|
MANAMA – Regulators need to consider whether the use of off-balance sheet special purpose vehicles in Islamic finance gives rise to the same lack of transparency that occurred with off-balance sheet structured investment vehicles (SIVs) in conventional finance, a leading Middle East central banker said in mid-December.
Central Bank of Bahrain governor Rasheed Mohammed Al Maraj said some of the lessons of the global financial crisis are quite general and apply equally to conventional, interest-charging finance as well as to Islamic finance, which observes the Sharia (Islamic) law bar on charging interest on loans.
“Central bankers and regulators have learned that they must pay more attention to risks that are common throughout the entire sector of the industry. These risks might not be apparent from reviewing the balance sheet or financial statements of an individual institution,” Al Maraj told a conference on Islamic banking in the Bahraini capital of Manama. The annual conference was organised by the Accounting and Auditing Organisation for Islamic Financial Institutions (AAOIFI), the Manama-based international body that develops accounting, auditing and governance standards for Islamic finance, and the World Bank, the Washington-based multilateral organisation that provides finance to developing countries.

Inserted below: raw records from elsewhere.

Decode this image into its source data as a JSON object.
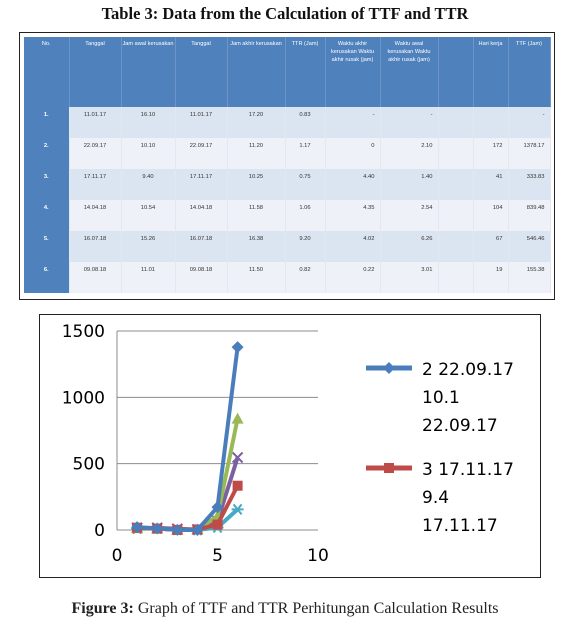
{
  "table": {
    "caption": "Table 3: Data from the Calculation of TTF and TTR",
    "headers": [
      "No.",
      "Tanggal",
      "Jam awal kerusakan",
      "Tanggal",
      "Jam akhir kerusakan",
      "TTR (Jam)",
      "Waktu akhir kerusakan Waktu akhir rusak (jam)",
      "Waktu awal kerusakan Waktu akhir rusak (jam)",
      "",
      "Hari kerja",
      "TTF (Jam)"
    ],
    "rows": [
      [
        "1.",
        "11.01.17",
        "16.10",
        "11.01.17",
        "17.20",
        "0.83",
        "-",
        "-",
        "",
        "",
        "-"
      ],
      [
        "2.",
        "22.09.17",
        "10.10",
        "22.09.17",
        "11.20",
        "1.17",
        "0",
        "2.10",
        "",
        "172",
        "1378.17"
      ],
      [
        "3.",
        "17.11.17",
        "9.40",
        "17.11.17",
        "10.25",
        "0.75",
        "4.40",
        "1.40",
        "",
        "41",
        "333.83"
      ],
      [
        "4.",
        "14.04.18",
        "10.54",
        "14.04.18",
        "11.58",
        "1.06",
        "4.35",
        "2.54",
        "",
        "104",
        "839.48"
      ],
      [
        "5.",
        "16.07.18",
        "15.26",
        "16.07.18",
        "16.38",
        "9.20",
        "4.02",
        "6.26",
        "",
        "67",
        "546.46"
      ],
      [
        "6.",
        "09.08.18",
        "11.01",
        "09.08.18",
        "11.50",
        "0.82",
        "0.22",
        "3.01",
        "",
        "19",
        "155.38"
      ]
    ]
  },
  "chart_data": {
    "type": "line",
    "xlim": [
      0,
      10
    ],
    "ylim": [
      0,
      1500
    ],
    "xticks": [
      0,
      5,
      10
    ],
    "yticks": [
      0,
      500,
      1000,
      1500
    ],
    "grid": "horizontal",
    "legend_position": "right",
    "legend_entries": [
      {
        "lines": [
          "2 22.09.17",
          "10.1",
          "22.09.17"
        ],
        "color": "#4a7ebb",
        "marker": "diamond"
      },
      {
        "lines": [
          "3 17.11.17",
          "9.4",
          "17.11.17"
        ],
        "color": "#be4b48",
        "marker": "square"
      }
    ],
    "series": [
      {
        "color": "#4a7ebb",
        "marker": "diamond",
        "x": [
          1,
          2,
          3,
          4,
          5,
          6
        ],
        "y": [
          22.09,
          11.2,
          1.17,
          0,
          172,
          1378.17
        ]
      },
      {
        "color": "#be4b48",
        "marker": "square",
        "x": [
          1,
          2,
          3,
          4,
          5,
          6
        ],
        "y": [
          17.11,
          10.25,
          0.75,
          4.4,
          41,
          333.83
        ]
      },
      {
        "color": "#98b954",
        "marker": "triangle",
        "x": [
          1,
          2,
          3,
          4,
          5,
          6
        ],
        "y": [
          14.04,
          11.58,
          1.06,
          4.35,
          104,
          839.48
        ]
      },
      {
        "color": "#7d60a0",
        "marker": "x",
        "x": [
          1,
          2,
          3,
          4,
          5,
          6
        ],
        "y": [
          16.07,
          16.38,
          9.2,
          4.02,
          67,
          546.46
        ]
      },
      {
        "color": "#46aac5",
        "marker": "star",
        "x": [
          1,
          2,
          3,
          4,
          5,
          6
        ],
        "y": [
          9.08,
          11.5,
          0.82,
          0.22,
          19,
          155.38
        ]
      }
    ]
  },
  "figure": {
    "label": "Figure 3:",
    "caption": " Graph of TTF and TTR Perhitungan Calculation Results"
  }
}
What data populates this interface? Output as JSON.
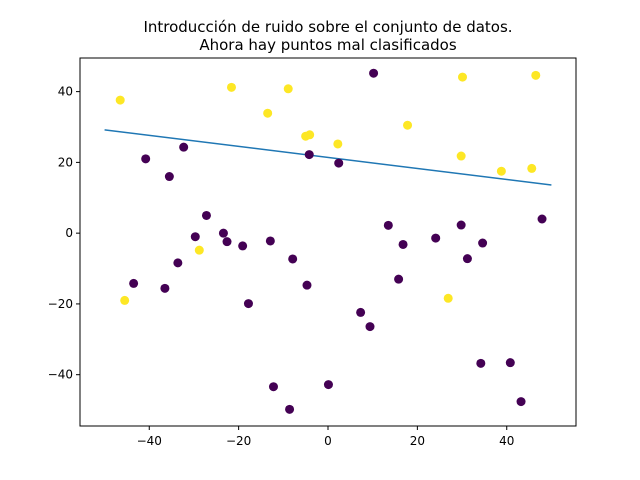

Al Maraj was speaking as Abu Dhabi provided a $10 billion life-line for its fellow Persian Gulf emirate Dubai, which forestalled a threatened default on a $3.52 billion sukuk, or Islamic bond. The sukuk had been issued by the Nakheel property development offshoot of the quasi-government owned Dubai World investment company.
Analysts say the Dubai debt crisis shows that Islamic finance is far from immune to the problems seen in conventional finance. Some critics argue the reason is that many Islamic financial products are in fact structured in a way very similar to conventional products rather than reflecting the spirit and substance of Islamic law (see GRR, December 2009).
“There are many who might say that the events in the global financial system have little relevance to Islamic finance,” Al Maraj said.
“Many in the Islamic finance industry point out that it has been sheltered from the impact of the crisis in part because Sharia prohibits the excess leverage and speculative financial activities that were at its root.
“They also take comfort from the fact that many participants in conventional finance, as well as regulators, and policymakers have begun to ask whether there are lessons to be learned from the principles of Islamic finance which might help avoid future crises.”
But while acknowledging that recent events have created “a great opportunity” for Islamic finance, Al Maraj warned against complacency and said the industry must ensure the lessons of the crisis are fully learned.
He said the global financial crisis involved multiple failures of disclosure and transparency, noting for example that conventional banks moved assets to SIVs or “conduits” which did not form part of their normal financial reporting.
The risk disclosures of various financial instruments did not enable the purchasers of the instruments to perform a proper assessment of the risk/reward trade-off, he added.
There are parallels with Islamic finance, Al Maraj said. “The use of off-balance sheet special purpose vehicles has been a feature of the financing model of many Islamic banks. We need to consider whether this gives rise to the same problem of a lack of transparency that arose with off-balance sheet SIVs. Similarly accounting standards for Islamic finance need to keep pace with financial innovation. There is a lesson in the failure of the accounting of conventional instruments to keep pace with industry developments.”
Al Maraj said AAOFI will have important work to do to ensure that the transparency and disclosure of Islamic financial products matches the enhanced standards that are likely to be forthcoming for conventional finance.
He noted a risk common both conventional and Islamic finance is the assumption that all banks can exit their speculative positions at the same time.
Al Maraj said some people might believe that because Islamic financial firms cannot invest in CDOs (collateralised debt obligations) and CLOs (collateralised loan obligations), they must be immune to the problems faced in the crisis by conventional banks that couldn’t sell their CDOs and CLOs at any price.
“But think about the exposure of many Islamic banks to the real estate market,” he urged. “It might be a reasonable assumption for an individual institution that it could exit profitably a property development that it is funding. But when many other institutions are making similar assumptions about the projects they are funding, the industry as a whole may find it difficult to exit its investments without substantial losses or within a reasonable time-frame.”